Japanese Drill Into Live Killer Volcano; Godzilla Not Yet Found

The effort sounds like the opening to a lost Godzilla movie that was never made, but the researchers involved in the government-run Geological Survey of Japan project are serious – deadly serious. A work crew of 15 will use a $17 million, 164-foot-high oil-rig-like derrick perched on the scrubby slopes of Mount Unzen to begin drilling through the volcano’s crust next week and sample the magma bubbling below. This 4,875-foot dome volcano on the southern island of Kyushu erupted in 1991 and showered avalanches of hot rocks over a nearby town. The eruption killed 43 people and left nearly 2,300 homeless; another 11,000 people were evacuated from the area until the volcano stabilized in 1995. Past probes have either sampled surface magma or the cold, stony centers of long dead volcano ranges. The current project is the world’s first attempt to tap the magma at the core of a volcano that has recently blown its top. Boring into the glowing 1300-degree magma at subterranean levels requires a slurry of water to be pumped into the drill shaft to cool the magma and allow the drill head to cut through.
Drilling will begin at altitude of 2,780 feet on its northwest slope. Scientists hope to tap a magma vent around sea level by August and extract a 656-foot-long core sample by summer 2004.

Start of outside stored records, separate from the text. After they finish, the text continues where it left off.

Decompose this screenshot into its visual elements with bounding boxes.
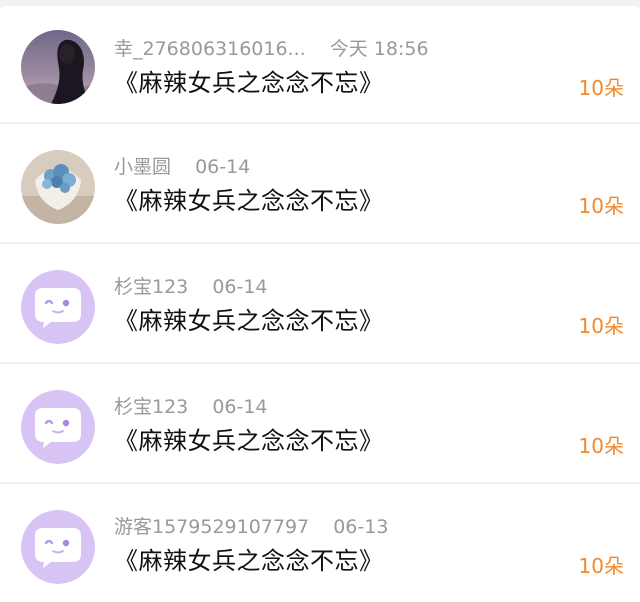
timestamp: 06-14 xyxy=(212,276,268,298)
item-meta: 小墨圆 06-14 xyxy=(114,153,250,181)
user-name[interactable]: 杉宝123 xyxy=(114,396,188,418)
book-title[interactable]: 《麻辣女兵之念念不忘》 xyxy=(114,424,384,458)
book-title[interactable]: 《麻辣女兵之念念不忘》 xyxy=(114,184,384,218)
user-name[interactable]: 杉宝123 xyxy=(114,276,188,298)
item-meta: 杉宝123 06-14 xyxy=(114,273,268,301)
gift-count: 10朵 xyxy=(578,554,624,578)
avatar[interactable] xyxy=(21,390,95,464)
book-title[interactable]: 《麻辣女兵之念念不忘》 xyxy=(114,304,384,338)
list-item[interactable]: 小墨圆 06-14 《麻辣女兵之念念不忘》 10朵 xyxy=(0,124,640,242)
gift-count: 10朵 xyxy=(578,76,624,100)
avatar[interactable] xyxy=(21,510,95,584)
list-item[interactable]: 幸_276806316016... 今天 18:56 《麻辣女兵之念念不忘》 1… xyxy=(0,6,640,122)
timestamp: 06-14 xyxy=(212,396,268,418)
gift-count: 10朵 xyxy=(578,314,624,338)
list-item[interactable]: 杉宝123 06-14 《麻辣女兵之念念不忘》 10朵 xyxy=(0,244,640,362)
gift-count: 10朵 xyxy=(578,434,624,458)
list-item[interactable]: 杉宝123 06-14 《麻辣女兵之念念不忘》 10朵 xyxy=(0,364,640,482)
item-meta: 幸_276806316016... 今天 18:56 xyxy=(114,35,429,63)
gift-count: 10朵 xyxy=(578,194,624,218)
item-meta: 游客1579529107797 06-13 xyxy=(114,513,388,541)
user-name[interactable]: 小墨圆 xyxy=(114,156,171,178)
default-avatar-chat-icon xyxy=(21,270,95,344)
avatar[interactable] xyxy=(21,270,95,344)
default-avatar-chat-icon xyxy=(21,390,95,464)
item-meta: 杉宝123 06-14 xyxy=(114,393,268,421)
timestamp: 06-14 xyxy=(195,156,251,178)
user-photo-icon xyxy=(21,30,95,104)
user-name[interactable]: 游客1579529107797 xyxy=(114,516,309,538)
user-name[interactable]: 幸_276806316016... xyxy=(114,38,306,60)
book-title[interactable]: 《麻辣女兵之念念不忘》 xyxy=(114,66,384,100)
user-photo-icon xyxy=(21,150,95,224)
default-avatar-chat-icon xyxy=(21,510,95,584)
reward-list: 幸_276806316016... 今天 18:56 《麻辣女兵之念念不忘》 1… xyxy=(0,0,640,602)
book-title[interactable]: 《麻辣女兵之念念不忘》 xyxy=(114,544,384,578)
avatar[interactable] xyxy=(21,150,95,224)
timestamp: 06-13 xyxy=(333,516,389,538)
list-item[interactable]: 游客1579529107797 06-13 《麻辣女兵之念念不忘》 10朵 xyxy=(0,484,640,602)
timestamp: 今天 18:56 xyxy=(329,38,429,60)
avatar[interactable] xyxy=(21,30,95,104)
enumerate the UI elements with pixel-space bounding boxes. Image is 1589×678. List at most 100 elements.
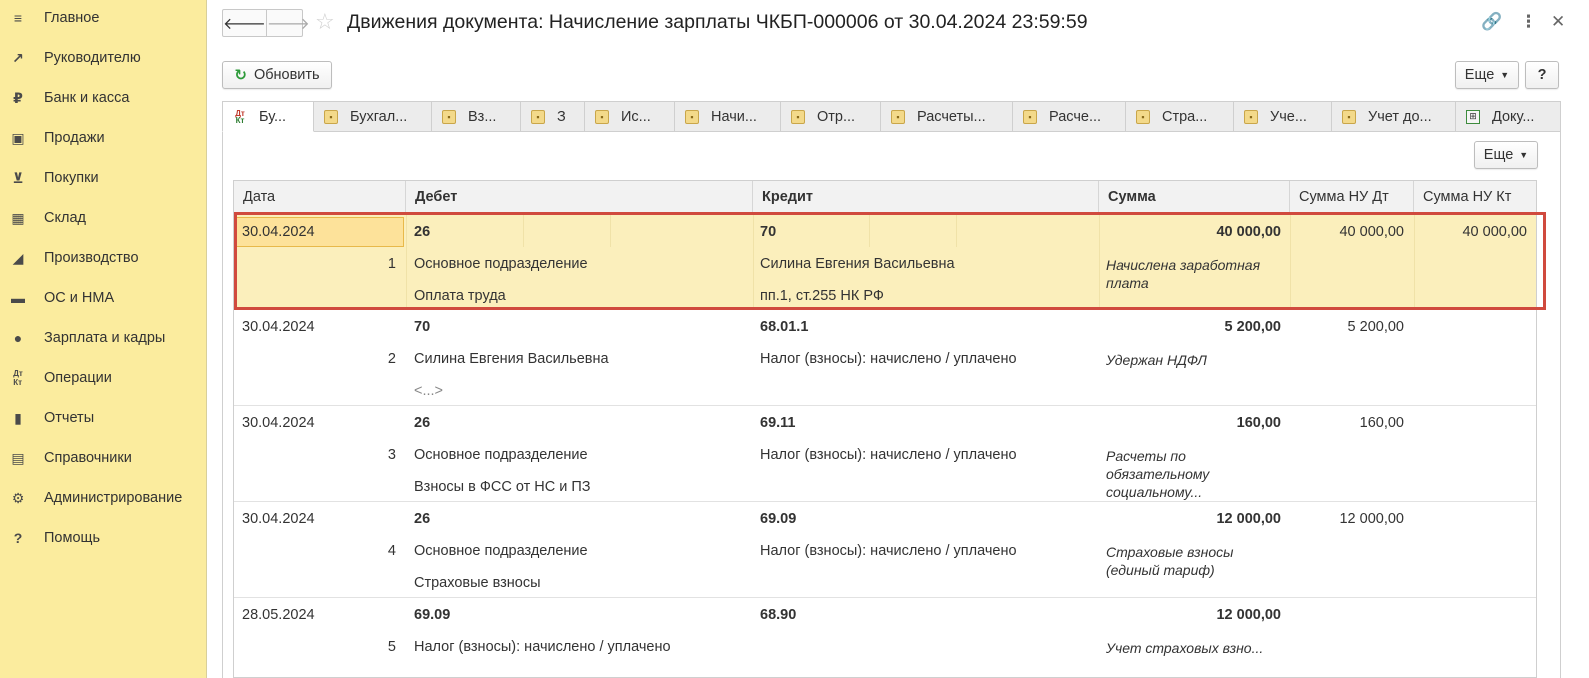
tab-label: Учет до... [1368, 108, 1432, 125]
tab-income-accounting[interactable]: ▪ Учет до... [1332, 101, 1456, 132]
table-row[interactable]: 28.05.2024 5 69.09 Налог (взносы): начис… [234, 598, 1536, 677]
factory-icon: ◢ [12, 249, 24, 266]
sidebar-item-catalogs[interactable]: ▤ Справочники [0, 443, 207, 473]
favorite-star-icon[interactable]: ☆ [315, 9, 335, 35]
sidebar-item-salary[interactable]: ● Зарплата и кадры [0, 323, 207, 353]
column-header-date[interactable]: Дата [234, 181, 406, 214]
cell-sum-nu-dt: 12 000,00 [1339, 511, 1404, 527]
column-header-debit[interactable]: Дебет [406, 181, 753, 214]
column-divider [406, 214, 407, 310]
truck-icon: ▬ [11, 290, 25, 306]
sidebar-item-label: Руководителю [44, 50, 141, 66]
column-divider [869, 214, 870, 247]
cell-debit-subconto-2: Страховые взносы [414, 575, 541, 591]
sidebar-item-label: Банк и касса [44, 90, 130, 106]
more-vertical-icon[interactable]: ⋮ [1520, 12, 1537, 32]
sidebar-item-main[interactable]: ≡ Главное [0, 3, 207, 33]
tab-insurance[interactable]: ▪ Стра... [1126, 101, 1234, 132]
sidebar-item-label: Склад [44, 210, 86, 226]
sidebar-item-production[interactable]: ◢ Производство [0, 243, 207, 273]
tab-documents[interactable]: ⊞ Доку... [1456, 101, 1561, 132]
sidebar-item-bank[interactable]: ₽ Банк и касса [0, 83, 207, 113]
cell-date: 30.04.2024 [242, 319, 315, 335]
column-header-sum[interactable]: Сумма [1099, 181, 1290, 214]
sidebar-item-sales[interactable]: ▣ Продажи [0, 123, 207, 153]
cell-sum: 160,00 [1236, 415, 1281, 431]
sidebar-item-warehouse[interactable]: ▦ Склад [0, 203, 207, 233]
postings-table: Дата Дебет Кредит Сумма Сумма НУ Дт Сумм… [233, 180, 1537, 678]
caret-down-icon: ▼ [1500, 70, 1510, 80]
register-icon: ▪ [531, 109, 545, 124]
cell-date: 30.04.2024 [242, 415, 315, 431]
sidebar-item-manager[interactable]: ↗ Руководителю [0, 43, 207, 73]
table-row[interactable]: 30.04.2024 1 26 Основное подразделение О… [234, 214, 1536, 310]
register-icon: ▪ [685, 109, 699, 124]
close-icon[interactable]: ✕ [1551, 12, 1565, 32]
tab-label: Стра... [1162, 108, 1208, 125]
link-icon[interactable]: 🔗 [1481, 12, 1502, 32]
sidebar-item-label: Главное [44, 10, 100, 26]
back-button[interactable]: 🡐 [223, 10, 267, 36]
column-divider [523, 214, 524, 247]
tab-settlements[interactable]: ▪ Расчеты... [881, 101, 1013, 132]
tab-calculations[interactable]: ▪ Расче... [1013, 101, 1126, 132]
cell-sum-nu-dt: 160,00 [1359, 415, 1404, 431]
sidebar-item-label: Покупки [44, 170, 99, 186]
tab-label: Бухгал... [350, 108, 408, 125]
cell-content: Страховые взносы (единый тариф) [1106, 544, 1234, 578]
cell-debit-account: 69.09 [414, 607, 451, 623]
tab-label: Расче... [1049, 108, 1102, 125]
sidebar-item-purchases[interactable]: ⊻ Покупки [0, 163, 207, 193]
sidebar-item-assets[interactable]: ▬ ОС и НМА [0, 283, 207, 313]
more-label: Еще [1483, 147, 1514, 163]
tab-label: Расчеты... [917, 108, 986, 125]
refresh-button[interactable]: ↻ Обновить [222, 61, 332, 89]
sidebar-item-operations[interactable]: Дт Кт Операции [0, 363, 207, 393]
tab-label: Отр... [817, 108, 856, 125]
tab-accounting[interactable]: ▪ Бухгал... [314, 101, 432, 132]
table-more-button[interactable]: Еще ▼ [1474, 141, 1538, 169]
forward-button[interactable]: 🡒 [267, 10, 310, 36]
tab-z[interactable]: ▪ З [521, 101, 585, 132]
cell-credit-account: 68.90 [760, 607, 797, 623]
refresh-icon: ↻ [234, 67, 247, 84]
table-row[interactable]: 30.04.2024 3 26 Основное подразделение В… [234, 406, 1536, 502]
tab-label: Уче... [1270, 108, 1307, 125]
tab-sources[interactable]: ▪ Ис... [585, 101, 675, 132]
help-button[interactable]: ? [1525, 61, 1559, 89]
tab-accounting-2[interactable]: ▪ Уче... [1234, 101, 1332, 132]
tab-accruals[interactable]: ▪ Начи... [675, 101, 781, 132]
column-header-sum-nu-kt[interactable]: Сумма НУ Кт [1414, 181, 1536, 214]
gear-icon: ⚙ [11, 489, 25, 506]
column-header-credit[interactable]: Кредит [753, 181, 1099, 214]
cell-credit-account: 69.09 [760, 511, 797, 527]
sidebar-item-admin[interactable]: ⚙ Администрирование [0, 483, 207, 513]
tab-contributions[interactable]: ▪ Вз... [432, 101, 521, 132]
cell-row-number: 5 [387, 639, 396, 655]
bag-icon: ▣ [11, 129, 25, 146]
column-header-sum-nu-dt[interactable]: Сумма НУ Дт [1290, 181, 1414, 214]
cell-sum: 40 000,00 [1216, 224, 1281, 240]
cell-debit-subconto-2: Оплата труда [414, 288, 506, 304]
column-divider [956, 214, 957, 247]
table-row[interactable]: 30.04.2024 2 70 Силина Евгения Васильевн… [234, 310, 1536, 406]
sidebar-item-help[interactable]: ? Помощь [0, 523, 207, 553]
cell-content: Расчеты по обязательному социальному... [1106, 448, 1210, 500]
cell-row-number: 4 [387, 543, 396, 559]
register-icon: ▪ [324, 109, 338, 124]
more-button[interactable]: Еще ▼ [1455, 61, 1519, 89]
sidebar-item-label: Справочники [44, 450, 132, 466]
tab-label: З [557, 108, 566, 125]
table-row[interactable]: 30.04.2024 4 26 Основное подразделение С… [234, 502, 1536, 598]
page-title: Движения документа: Начисление зарплаты … [347, 11, 1088, 33]
cell-debit-subconto-1: Налог (взносы): начислено / уплачено [414, 639, 671, 655]
tab-accounting-main[interactable]: Дт Кт Бу... [222, 101, 314, 132]
sidebar-item-label: Зарплата и кадры [44, 330, 166, 346]
cell-debit-subconto-1: Силина Евгения Васильевна [414, 351, 609, 367]
sidebar-item-reports[interactable]: ▮ Отчеты [0, 403, 207, 433]
cell-debit-subconto-2: <...> [414, 383, 444, 399]
tab-reflection[interactable]: ▪ Отр... [781, 101, 881, 132]
arrow-right-icon: 🡒 [266, 15, 310, 33]
register-icon: ▪ [442, 109, 456, 124]
books-icon: ▤ [11, 449, 25, 466]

The aim of the research is to study how the liquefied rock begets menacing gas buildup, said team leader Setsuya Nakata, of the University of Tokyo’s Earthquake Research Institute. “Gassing is important because it controls the explosivity of eruptions,” Nakata said after Thursday’s launch party. “The results can be expanded to anti-disaster research.” The results are particularly important to a nation like Japan, where the meteorological agency monitors 20 dangerous peaks. Perhaps Japan’s most famous volcano is snowcapped Mount Fuji, which last erupted in 1707 and sprinkled Tokyo with ash. Nakata said there is no danger of the current drilling triggering another eruption, but he said the research crew could be imperiled if swelling gas pressure inside the mountain causes the cooling water to violently explode outward. “We are taking many precautions, so we hope it goes safely,” Nakata said. And of course, they hope Godzilla doesn’t make an appearance, either.